When the patient move free, as in the Spinex International exam, how the body naturally alters the distribution of stresses to protect any injured components can be assessed. If a rigid pattern of motion is imposed from the outside, such as with dynamometric equipment, all this information is lost. The information obtained with Spinoscopy is highly reliable and repeatable. There is very little voluntary control over the coordinated movements of the spine, and in any case, the structural ligamentous tissues are passive.

Muscle strength testing machines also require that the patient perform maximum muscular contractions, which may be unsuitable for injured or disabled patients. The Spinex International allows the patient to perform simple movements in his/her own way, without exertion or strain.

Q. Why use Spinoscopy instead of radiology (MRI, CT scan)?

A. A physician may wish to know whether a disc herniation appearing on MRI corresponds to mechanical dysfunction. This question is highly relevant because the incidence rate for disc herniation in asymptomatic individuals has been shown to be as high as 76%. As a result of this very high rate, a herniation detected by MRI should not automatically be deemed responsible for the patient's complaints.

Spinoscopy will help the clinician decide whether an MRI finding is functionally significant. If the herniation has no functional consequences, the clinician may consider conservative care rather than taking more aggressive measures such as surgery.

Q. Can a patient have a negative MRI (and/or CT Scan) and a positive Spinoscopy result?

A. Yes, abnormal joint function can be associated with a negative MRI or CT. A negative MRI scan of a disc does not mean that the disc is biomechanically sound, it simply means that no anatomical anomalies were detected. How the biomechanical function of the disc relates to the MRI image is not known. Furthermore, even if the disc image appears normal, other components of the spine might not be.

Conversely, a positive MRI or CT can be associated with negative Spinoscopy test. Functional loss associated with a disc anomaly may be compensated for by a facet deformation, so that, in spite of the disc injury, the overall biomechanical function of the spine is maintained.

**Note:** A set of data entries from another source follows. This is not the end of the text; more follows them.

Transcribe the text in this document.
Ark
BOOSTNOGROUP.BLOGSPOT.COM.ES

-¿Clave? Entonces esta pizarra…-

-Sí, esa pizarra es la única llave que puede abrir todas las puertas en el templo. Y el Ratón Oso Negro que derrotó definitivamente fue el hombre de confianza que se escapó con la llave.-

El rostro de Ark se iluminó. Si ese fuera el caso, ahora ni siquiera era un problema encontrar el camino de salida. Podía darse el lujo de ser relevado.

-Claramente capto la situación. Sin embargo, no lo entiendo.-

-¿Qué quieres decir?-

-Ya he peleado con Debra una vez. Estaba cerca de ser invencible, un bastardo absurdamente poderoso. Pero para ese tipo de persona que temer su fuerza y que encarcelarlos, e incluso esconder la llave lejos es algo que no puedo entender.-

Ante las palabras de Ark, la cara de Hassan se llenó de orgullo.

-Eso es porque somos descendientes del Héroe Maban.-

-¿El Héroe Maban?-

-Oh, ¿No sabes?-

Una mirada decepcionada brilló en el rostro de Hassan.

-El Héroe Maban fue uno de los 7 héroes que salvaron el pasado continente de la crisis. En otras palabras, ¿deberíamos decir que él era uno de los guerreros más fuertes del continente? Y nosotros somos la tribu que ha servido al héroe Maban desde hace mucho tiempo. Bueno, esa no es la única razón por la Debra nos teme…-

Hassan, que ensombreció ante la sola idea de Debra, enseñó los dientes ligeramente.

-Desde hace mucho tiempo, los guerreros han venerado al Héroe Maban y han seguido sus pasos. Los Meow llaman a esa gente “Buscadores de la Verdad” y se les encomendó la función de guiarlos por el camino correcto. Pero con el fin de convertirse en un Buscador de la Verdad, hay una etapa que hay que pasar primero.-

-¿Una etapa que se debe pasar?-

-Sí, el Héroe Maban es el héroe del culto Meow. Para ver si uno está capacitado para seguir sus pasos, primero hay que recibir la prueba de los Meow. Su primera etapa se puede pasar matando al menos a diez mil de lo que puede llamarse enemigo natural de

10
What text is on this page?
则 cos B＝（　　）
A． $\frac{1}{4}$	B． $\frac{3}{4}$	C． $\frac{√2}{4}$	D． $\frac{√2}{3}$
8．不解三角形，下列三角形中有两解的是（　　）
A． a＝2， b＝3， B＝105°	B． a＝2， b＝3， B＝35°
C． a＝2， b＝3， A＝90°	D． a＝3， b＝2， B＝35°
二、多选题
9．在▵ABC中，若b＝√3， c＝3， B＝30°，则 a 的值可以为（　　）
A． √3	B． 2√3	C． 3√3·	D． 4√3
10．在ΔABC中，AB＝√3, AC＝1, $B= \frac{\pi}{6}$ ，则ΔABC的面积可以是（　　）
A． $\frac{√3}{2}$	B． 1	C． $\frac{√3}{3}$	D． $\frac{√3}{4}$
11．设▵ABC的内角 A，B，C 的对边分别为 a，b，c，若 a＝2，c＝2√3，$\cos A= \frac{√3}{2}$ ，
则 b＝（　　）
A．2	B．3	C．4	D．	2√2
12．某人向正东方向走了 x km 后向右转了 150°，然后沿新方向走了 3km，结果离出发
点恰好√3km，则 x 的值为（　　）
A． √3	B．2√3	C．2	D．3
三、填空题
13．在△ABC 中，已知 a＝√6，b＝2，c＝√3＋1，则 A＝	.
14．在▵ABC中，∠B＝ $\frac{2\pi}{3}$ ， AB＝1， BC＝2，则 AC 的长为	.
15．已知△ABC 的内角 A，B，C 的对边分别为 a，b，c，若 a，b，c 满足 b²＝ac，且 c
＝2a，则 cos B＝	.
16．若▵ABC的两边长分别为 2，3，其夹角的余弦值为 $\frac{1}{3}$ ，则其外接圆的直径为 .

Or, a disc abnormality may, quite simply, be of no functional consequence.

Research supporting Spinoscopy

Q. Does Spinoscopy conform to high scientific and clinical research standards?

A. All research on Spinoscopy has been peer reviewed and published in well-respected scientific journals.

Q. Is there independent scientific data substantiating the use of Spinoscopy?

A. All data validating Spinoscopy was collected independently, in a study administered and funded by the Government of  Quebec. None of the faculty members executing the study had any vested interest in the technology. In this study, Spinoscopy was shown to be both reliable and valid.

Q. Does the Spinex International have FDA approval?

A. The FDA does not approve devices, however, it classifies them and gives permission for the device to proceed to market. The Spinex International has FDA 510(k) marketing permission.